NEWS:  Former Vice President Al Gore Wins Nobel Peace Prize
 
 
Former Vice President Al Gore
Photo: Francois Durand/ Getty Images
Oct 12, 2007 03:03 AM
Former Vice President Al Gore has won the Nobel Peace Prize.
from  MTVNews
By  Gil Kaufman

He was vice president for eight years. He's got an Emmy for his Current TV network and an Oscar for his global-warming film, "An Inconvenient Truth." But now Al Gore needs to make some room on his trophy shelf for one of the world's most honorific pieces of bling: a Nobel Peace Prize.

Along with the United Nations' Intergovernmental Panel on Climate Change, Gore was the recipient of the 2007 Nobel Peace Prize, it was announced Friday (October 12), "for their efforts to build up and disseminate greater knowledge about man-made climate change, and to lay the foundations for the measures that are needed to counteract such change," according to the Norwegian organization's Web site.

Gore spoke with reporters on Friday after winning the prize, saying, "This is just the beginning. Now is the time to elevate global consciousness about the challenges that we face. ... We face a true planetary emergency. The climate crisis is not a political issue, it is a moral and spiritual challenge to all of humanity."
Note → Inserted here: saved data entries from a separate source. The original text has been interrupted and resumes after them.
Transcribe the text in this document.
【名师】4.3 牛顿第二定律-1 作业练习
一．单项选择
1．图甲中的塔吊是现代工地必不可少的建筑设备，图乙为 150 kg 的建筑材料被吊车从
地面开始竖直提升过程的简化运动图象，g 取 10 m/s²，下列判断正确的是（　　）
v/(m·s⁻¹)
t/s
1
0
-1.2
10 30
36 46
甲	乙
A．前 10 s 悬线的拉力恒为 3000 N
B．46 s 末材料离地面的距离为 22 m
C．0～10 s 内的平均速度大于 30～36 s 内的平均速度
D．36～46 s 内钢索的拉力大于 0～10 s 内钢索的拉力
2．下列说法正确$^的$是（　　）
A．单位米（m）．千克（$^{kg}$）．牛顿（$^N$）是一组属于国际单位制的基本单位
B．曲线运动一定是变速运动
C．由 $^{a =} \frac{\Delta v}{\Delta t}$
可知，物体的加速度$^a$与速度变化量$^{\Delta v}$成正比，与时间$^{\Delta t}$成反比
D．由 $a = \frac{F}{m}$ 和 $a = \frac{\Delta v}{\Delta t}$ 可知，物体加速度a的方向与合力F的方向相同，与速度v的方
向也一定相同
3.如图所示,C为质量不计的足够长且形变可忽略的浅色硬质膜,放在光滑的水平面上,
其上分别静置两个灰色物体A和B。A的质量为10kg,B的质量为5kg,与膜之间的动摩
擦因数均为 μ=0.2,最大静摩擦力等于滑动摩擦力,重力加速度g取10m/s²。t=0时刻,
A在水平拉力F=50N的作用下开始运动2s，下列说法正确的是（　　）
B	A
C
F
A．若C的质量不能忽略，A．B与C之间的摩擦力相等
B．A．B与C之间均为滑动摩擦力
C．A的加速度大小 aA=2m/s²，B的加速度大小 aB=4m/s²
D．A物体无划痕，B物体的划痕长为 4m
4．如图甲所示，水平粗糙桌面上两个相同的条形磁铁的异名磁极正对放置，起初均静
Gore and the IPCC will each be given a commemorative gold medal, a share of the $1.5 million prize and a diploma at the award ceremony, which will be held in Oslo, Norway, on December 10. The honor puts Gore on a short list of other famous Americans who have won the prize, including the Rev. Martin Luther King (1964), former Presidents Jimmy Carter (2002), Woodrow Wilson (1919) and Theodore Roosevelt (1906); and former Secretary of State Henry Kissinger (1973).

Gore said he will donate his share of the prize to the Alliance for Climate Protection, a bipartisan nonprofit organization dedicated to raising awareness about the urgency of finding a solution to the climate crisis.

"Al Gore has for a long time been one of the world's leading environmentalist politicians," read the statement from Ole Danbolt Mjoes, chairman of the Norwegian Nobel Committee, which awarded the prize. He also pointed to Gore's decades-long commitment to raising alarms about the importance of preserving the environment. "He became aware at an early stage of the climatic challenges the world is facing. His strong commitment, reflected in political activity, lectures, films and books, has strengthened the struggle against climate change. He is probably the single individual who has done most to create greater worldwide understanding of the measures that need to be adopted."

By awarding the prize to Gore and the IPCC, the Nobel committee said it was seeking to put a "sharper focus on the processes and decisions that appear to be necessary to protect the world's future climate, and thereby to reduce the threat to the security of mankind. Action is necessary now, before climate change moves beyond man's control."

Mjoes also praised the IPCC for the scientific reports it has issued over the past 20 years that have created a growing consensus about the connection between human activities and global warming.

"Indications of changes in the Earth's future climate must be treated with the utmost seriousness, and with the precautionary principle uppermost in our minds," Mjoes added. "Extensive climate changes may alter and threaten the living conditions of much of mankind. They may induce large-scale migration and lead to greater competition for the Earth's resources. Such changes will place particularly heavy burdens on the world's most vulnerable countries. There may be increased danger of violent conflicts and wars, within and between states."

The win by Gore is likely to increase the drumbeat that has been rising over the past few weeks of supporters urging him to join the presidential race. Gore, 59, who lost a bitterly contested election to eventual President George Bush in 2000, has repeatedly stated that he does not wish to run for president again. But just this week a group calling itself the "Draft Gore" movement took out a full-page ad in The New York Times encouraging the run, with the plea, "Your country needs you now, as do your party and the planet you are fighting so hard to save."

Gore has spent the years since his electoral defeat crisscrossing the globe to deliver the PowerPoint-style presentation on which "An Inconvenient Truth" is based, and sounding the alarm about global warming through events like last summer's global Live Earth concerts.